Art. 15zc. 2. Z przyczyn związanych z przeciwdziałaniem COVID-19 orzeczenie o okolicznościach uzasadniających ustalenie uprawnień do świadczenia rehabilitacyjnego, (…), którego ważność upływa w okresie obowiązywania stanu zagrożenia epidemicznego albo stanu epidemii albo w okresie 30 dni następujących po ich odwołaniu, zachowuje ważność przez okres kolejnych 3 miesięcy od dnia upływu terminu ważności tego orzeczania, jednak nie dłużej niż przez okres, o którym mowa w art. 18 ust. 2 ustawy z dnia 25 czerwca 1999 r. o świadczeniach pieniężnych z ubezpieczenia społecznego w razie choroby i macierzyństwa, w przypadku złożenia wniosku o ustalenie uprawnień do świadczenia na dalszy okres, przed upływem terminu ważności tego orzeczenia.

Gdybym jednak się mylił, a ustawodawca przewidywał tylko 3 dni przedłużenia, to również bez obaw. W dalszej części ustawy przewiduje się, że Rada Ministrów może, w celu przeciwdziałania COVID-19, w drodze rozporządzenia, określać dłuższe okresy ważności orzeczeń, mając na względzie okres obowiązywania stanu zagrożenia epidemicznego lub stanu epidemii oraz skutki nimi wywołane.

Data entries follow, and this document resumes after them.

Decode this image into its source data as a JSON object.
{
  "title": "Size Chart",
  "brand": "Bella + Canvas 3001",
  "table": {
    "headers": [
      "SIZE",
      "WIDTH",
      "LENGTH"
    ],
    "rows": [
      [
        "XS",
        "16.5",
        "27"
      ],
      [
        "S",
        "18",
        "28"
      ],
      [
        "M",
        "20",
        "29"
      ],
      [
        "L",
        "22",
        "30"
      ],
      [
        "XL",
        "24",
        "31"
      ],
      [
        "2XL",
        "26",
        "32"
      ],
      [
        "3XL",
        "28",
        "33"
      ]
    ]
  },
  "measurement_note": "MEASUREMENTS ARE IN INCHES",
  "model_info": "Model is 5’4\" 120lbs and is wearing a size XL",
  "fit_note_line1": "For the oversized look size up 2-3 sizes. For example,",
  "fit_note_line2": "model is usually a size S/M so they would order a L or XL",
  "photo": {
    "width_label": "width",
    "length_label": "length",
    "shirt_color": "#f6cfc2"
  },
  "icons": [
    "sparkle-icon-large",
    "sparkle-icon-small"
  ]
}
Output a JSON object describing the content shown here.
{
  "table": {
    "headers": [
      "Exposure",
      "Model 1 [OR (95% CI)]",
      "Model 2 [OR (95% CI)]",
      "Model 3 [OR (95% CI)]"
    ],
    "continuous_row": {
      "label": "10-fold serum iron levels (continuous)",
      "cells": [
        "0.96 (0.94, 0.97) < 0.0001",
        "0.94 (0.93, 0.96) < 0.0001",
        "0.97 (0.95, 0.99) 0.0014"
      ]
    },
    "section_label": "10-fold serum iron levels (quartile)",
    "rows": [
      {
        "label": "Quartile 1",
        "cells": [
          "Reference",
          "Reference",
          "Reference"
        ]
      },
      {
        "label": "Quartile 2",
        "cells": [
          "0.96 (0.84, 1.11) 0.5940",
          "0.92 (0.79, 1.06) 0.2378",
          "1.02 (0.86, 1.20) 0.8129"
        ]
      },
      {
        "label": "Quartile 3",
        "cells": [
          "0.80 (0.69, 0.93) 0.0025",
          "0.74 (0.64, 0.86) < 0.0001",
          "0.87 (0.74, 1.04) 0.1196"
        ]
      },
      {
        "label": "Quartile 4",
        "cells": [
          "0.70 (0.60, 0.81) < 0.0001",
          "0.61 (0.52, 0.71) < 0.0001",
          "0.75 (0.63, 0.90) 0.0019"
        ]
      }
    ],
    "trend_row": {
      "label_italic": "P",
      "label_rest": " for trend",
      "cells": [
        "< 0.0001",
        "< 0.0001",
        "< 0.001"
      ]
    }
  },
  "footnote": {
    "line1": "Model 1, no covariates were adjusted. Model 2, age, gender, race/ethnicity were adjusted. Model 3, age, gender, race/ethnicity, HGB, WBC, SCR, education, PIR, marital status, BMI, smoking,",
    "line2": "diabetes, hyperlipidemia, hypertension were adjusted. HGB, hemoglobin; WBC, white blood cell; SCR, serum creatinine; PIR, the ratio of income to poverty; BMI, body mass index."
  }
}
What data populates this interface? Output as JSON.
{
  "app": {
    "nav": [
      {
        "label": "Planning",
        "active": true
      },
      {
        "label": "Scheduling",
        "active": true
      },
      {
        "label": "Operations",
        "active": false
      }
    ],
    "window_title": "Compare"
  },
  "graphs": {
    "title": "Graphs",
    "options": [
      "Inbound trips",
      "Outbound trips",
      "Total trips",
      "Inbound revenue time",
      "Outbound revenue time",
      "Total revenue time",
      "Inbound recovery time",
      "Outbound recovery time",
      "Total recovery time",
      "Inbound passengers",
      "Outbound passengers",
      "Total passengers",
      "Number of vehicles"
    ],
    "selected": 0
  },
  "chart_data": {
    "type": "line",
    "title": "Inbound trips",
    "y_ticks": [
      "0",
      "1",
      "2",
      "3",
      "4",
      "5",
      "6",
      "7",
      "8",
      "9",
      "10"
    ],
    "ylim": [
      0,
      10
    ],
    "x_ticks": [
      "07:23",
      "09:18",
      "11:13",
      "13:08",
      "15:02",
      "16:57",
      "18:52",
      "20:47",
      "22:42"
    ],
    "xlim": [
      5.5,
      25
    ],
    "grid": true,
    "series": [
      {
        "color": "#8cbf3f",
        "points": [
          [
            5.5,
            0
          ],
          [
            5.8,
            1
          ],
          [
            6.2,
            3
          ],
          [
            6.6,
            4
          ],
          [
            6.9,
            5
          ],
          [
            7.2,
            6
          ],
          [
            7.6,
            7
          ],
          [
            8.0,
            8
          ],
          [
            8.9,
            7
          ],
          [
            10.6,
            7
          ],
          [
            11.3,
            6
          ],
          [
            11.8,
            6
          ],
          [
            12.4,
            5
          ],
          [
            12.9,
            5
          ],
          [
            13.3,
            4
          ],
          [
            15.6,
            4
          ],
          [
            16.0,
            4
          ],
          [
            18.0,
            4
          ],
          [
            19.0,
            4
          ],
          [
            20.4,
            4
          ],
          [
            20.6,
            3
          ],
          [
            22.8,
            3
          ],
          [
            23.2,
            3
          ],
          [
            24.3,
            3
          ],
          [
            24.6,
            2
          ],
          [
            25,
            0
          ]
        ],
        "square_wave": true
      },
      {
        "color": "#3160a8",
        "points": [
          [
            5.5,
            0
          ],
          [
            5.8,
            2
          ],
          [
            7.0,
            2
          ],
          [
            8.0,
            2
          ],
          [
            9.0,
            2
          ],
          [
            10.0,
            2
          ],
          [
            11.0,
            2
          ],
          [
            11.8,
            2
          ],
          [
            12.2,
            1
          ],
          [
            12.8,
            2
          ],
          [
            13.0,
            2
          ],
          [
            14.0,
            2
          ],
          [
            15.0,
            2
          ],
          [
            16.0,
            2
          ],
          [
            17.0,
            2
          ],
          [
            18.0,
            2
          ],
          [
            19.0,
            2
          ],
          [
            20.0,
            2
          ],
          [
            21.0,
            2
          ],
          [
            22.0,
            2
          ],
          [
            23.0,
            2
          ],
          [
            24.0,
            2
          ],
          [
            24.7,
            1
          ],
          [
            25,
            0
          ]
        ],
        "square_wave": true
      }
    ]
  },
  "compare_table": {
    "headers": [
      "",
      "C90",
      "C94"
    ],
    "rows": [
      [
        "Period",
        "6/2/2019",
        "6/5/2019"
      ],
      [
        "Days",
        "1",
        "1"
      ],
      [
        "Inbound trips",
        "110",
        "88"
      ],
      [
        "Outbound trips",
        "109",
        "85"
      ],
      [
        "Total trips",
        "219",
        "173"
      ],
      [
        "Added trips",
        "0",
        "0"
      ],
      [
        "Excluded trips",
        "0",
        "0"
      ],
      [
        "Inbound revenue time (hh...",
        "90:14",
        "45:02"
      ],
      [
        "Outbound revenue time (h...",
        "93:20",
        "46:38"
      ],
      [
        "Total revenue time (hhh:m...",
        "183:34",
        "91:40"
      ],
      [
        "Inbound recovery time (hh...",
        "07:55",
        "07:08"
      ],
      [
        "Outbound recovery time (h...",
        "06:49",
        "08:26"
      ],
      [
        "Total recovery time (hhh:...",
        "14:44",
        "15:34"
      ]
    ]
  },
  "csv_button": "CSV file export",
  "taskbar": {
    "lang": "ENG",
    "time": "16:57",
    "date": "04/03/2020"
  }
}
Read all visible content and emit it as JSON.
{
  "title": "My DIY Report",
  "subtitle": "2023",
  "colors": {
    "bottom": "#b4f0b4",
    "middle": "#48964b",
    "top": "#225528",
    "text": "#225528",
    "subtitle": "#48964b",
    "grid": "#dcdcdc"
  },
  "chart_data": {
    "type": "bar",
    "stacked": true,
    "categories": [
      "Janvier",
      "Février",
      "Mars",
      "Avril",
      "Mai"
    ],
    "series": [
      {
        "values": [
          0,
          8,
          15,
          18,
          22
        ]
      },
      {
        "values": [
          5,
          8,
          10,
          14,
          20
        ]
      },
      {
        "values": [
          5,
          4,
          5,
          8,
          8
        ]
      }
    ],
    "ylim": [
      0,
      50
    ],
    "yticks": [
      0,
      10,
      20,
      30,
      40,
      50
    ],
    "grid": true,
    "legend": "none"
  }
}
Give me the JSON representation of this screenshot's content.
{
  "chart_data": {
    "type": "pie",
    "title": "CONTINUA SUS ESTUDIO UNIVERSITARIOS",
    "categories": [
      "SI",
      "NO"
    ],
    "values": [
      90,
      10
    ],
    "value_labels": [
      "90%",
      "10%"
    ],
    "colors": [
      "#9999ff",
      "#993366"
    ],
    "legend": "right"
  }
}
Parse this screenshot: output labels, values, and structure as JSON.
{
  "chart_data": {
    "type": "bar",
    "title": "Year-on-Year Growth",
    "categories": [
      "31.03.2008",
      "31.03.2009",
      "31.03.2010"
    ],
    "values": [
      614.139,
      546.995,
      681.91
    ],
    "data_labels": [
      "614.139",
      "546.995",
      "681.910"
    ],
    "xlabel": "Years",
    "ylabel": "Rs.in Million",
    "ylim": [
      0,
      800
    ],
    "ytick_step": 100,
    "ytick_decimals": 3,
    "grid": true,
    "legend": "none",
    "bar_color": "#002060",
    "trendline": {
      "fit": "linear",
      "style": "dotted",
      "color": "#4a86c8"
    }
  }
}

A tak poza tym #zostanwdomu i #siedznadupie

Aktualizacja na dzień 18.03.2020r !

Błąd został wychwycony przez ustawodawcę. Przed pierwszym czytaniem projektu wpłynęła do Sejmu autopoprawka, która między innymi w tym zakresie dokonała zmian (było to 27.03.2020r). Orzeczenia zachowają ważność przez okres kolejnych 3 miesięcy od dnia upływu terminu jego ważności, czyli zgodnie z tym co przewidywałem wyżej we wpisie.